What is the treatment for Tetralogy of Fallot?

A

Prostaglandins to maintain opening of PDA, whilst waiting surgery

33
Q

What is the treatment for a Tetralogy of Fallot Tet spell?

A
  • Supplementary Oxygen
  • Beta blockers
  • IV fluids to increase pre-load
  • Sodium bicarbonate to buffer metabolic acidosis
  • Phenylephrine infusion to increase systemic resistance
34
Q

What is the murmur associated with Pulmonic Valve Stenosis?

A

Ejection systolic, heard loudest over the 2nd IC space, L parasternal, louder with inspiration. Right ventricular heave due to RVH, and a raised JVP with giant a-waves

35
Q

What four conditions are associated with Pulmonic Valve Stenosis?

A

Tetralogy of Fallot
Noonan syndrome
William syndrome
Congenital Rubella syndrome

36
Q

What is an Innocent Murmur?

A

Soft, short, systolic, situation dependent (quieter when standing) and symptomless

37
Q

What is Ebstein’s Anomaly? Outline pathophysiology and whether it is cyanotic or acyanotic

A

Congenital heart defect where tricuspid valve is inserted lower, towards apex of heart resulting in a large R atria and a smaller R ventricle. This causes poor flow from the R atria -> R ventricle, leading to deoxygenated blood to flow to the L atria through an Atrial Septal Defect and into systemic circulation causing cyanosis

38
Q

What are the two associations with Ebstein’s Anomaly?

A
  • Wolff-Parkinson White Syndrome

- Lithium use in-utero

39
Q

What are the findings on ECG / auscultation in a patient with Ebstein’s Anomaly?

A

ECG: RBBB and LAD
Auscultation: Gallop rhythm + S3/S4

40
Q

What is the most common cyanotic heart disease?

A

Tetralogy of Fallot

41
Q

Outline the anatomy of the Transposition of the Great Arteries. Is it cyanotic or acyanotic?

A

The attachments of the aorta and the pulmonary trunk are swapped.

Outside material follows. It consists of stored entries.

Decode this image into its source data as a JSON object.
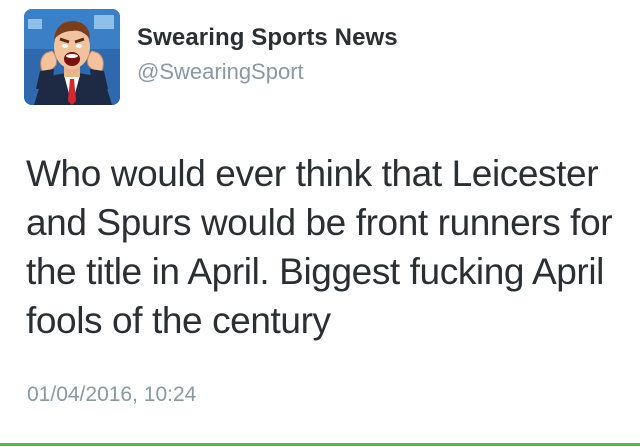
{
  "tweet": {
    "author": {
      "display_name": "Swearing Sports News",
      "handle": "@SwearingSport",
      "avatar_icon": "shouting-man-avatar"
    },
    "text": "Who would ever think that Leicester and Spurs would be front runners for the title in April. Biggest fucking April fools of the century",
    "timestamp": "01/04/2016, 10:24"
  },
  "colors": {
    "text_primary": "#292f33",
    "text_secondary": "#8899a6",
    "avatar_background": "#2f6fb4",
    "divider": "#5fb24a"
  }
}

The right ventricle pumps deoxygenated blood into the aorta and into the systemic circulation, and the left ventricle pumps oxygenated blood into the pulmonary circulation causing cyanosis, aka Dextro-TGA. These are two closed circuits with little communication except for a Ventricular Septal Defect, which allows some blood to be oxygenated and enter systemic circulation

42
Q

What is Levo-TGA? Is it cyanotic or acyanotic?

A

The attachments of the aorta and the pulmonary trunk are swapped, but the left and right ventricles are also swapped. Termed “congenitally corrected” and is acyanotic.

43
Q

What are risk factors for Transposition of the Great Arteries?

A

Diabetes in mother
Rubella in mother
Mother >40 years
Alcohol consumption during pregnancy

44
Q

What is seen on a CXR for a patient with Transposition of the Great Arteries? What is heard on auscultation?

A

CXR: “Egg on side” appearance of heart
Auscultation: Loud single S2

45
Q

How is Transposition of the Great Arteries managed?

A
  • Prostaglandin to maintain Ductus Arteriosus
  • Balloon septoplasty in foramen ovale to create ASD
  • Open heart surgery
46
Q

How can we differentiate between Cardiac and Respiratory causes of Cyanosis in Neonates?

A

Nitrogen wash-out test:

Give neonates 100% oxygen for 10mins, followed by performing an ABG. If PaO2 <15kPA = cyanotic congenital heart disease

47
Q

What is the name of the Prostaglandin medication used to mantain a Patent Ductus Arteriosus?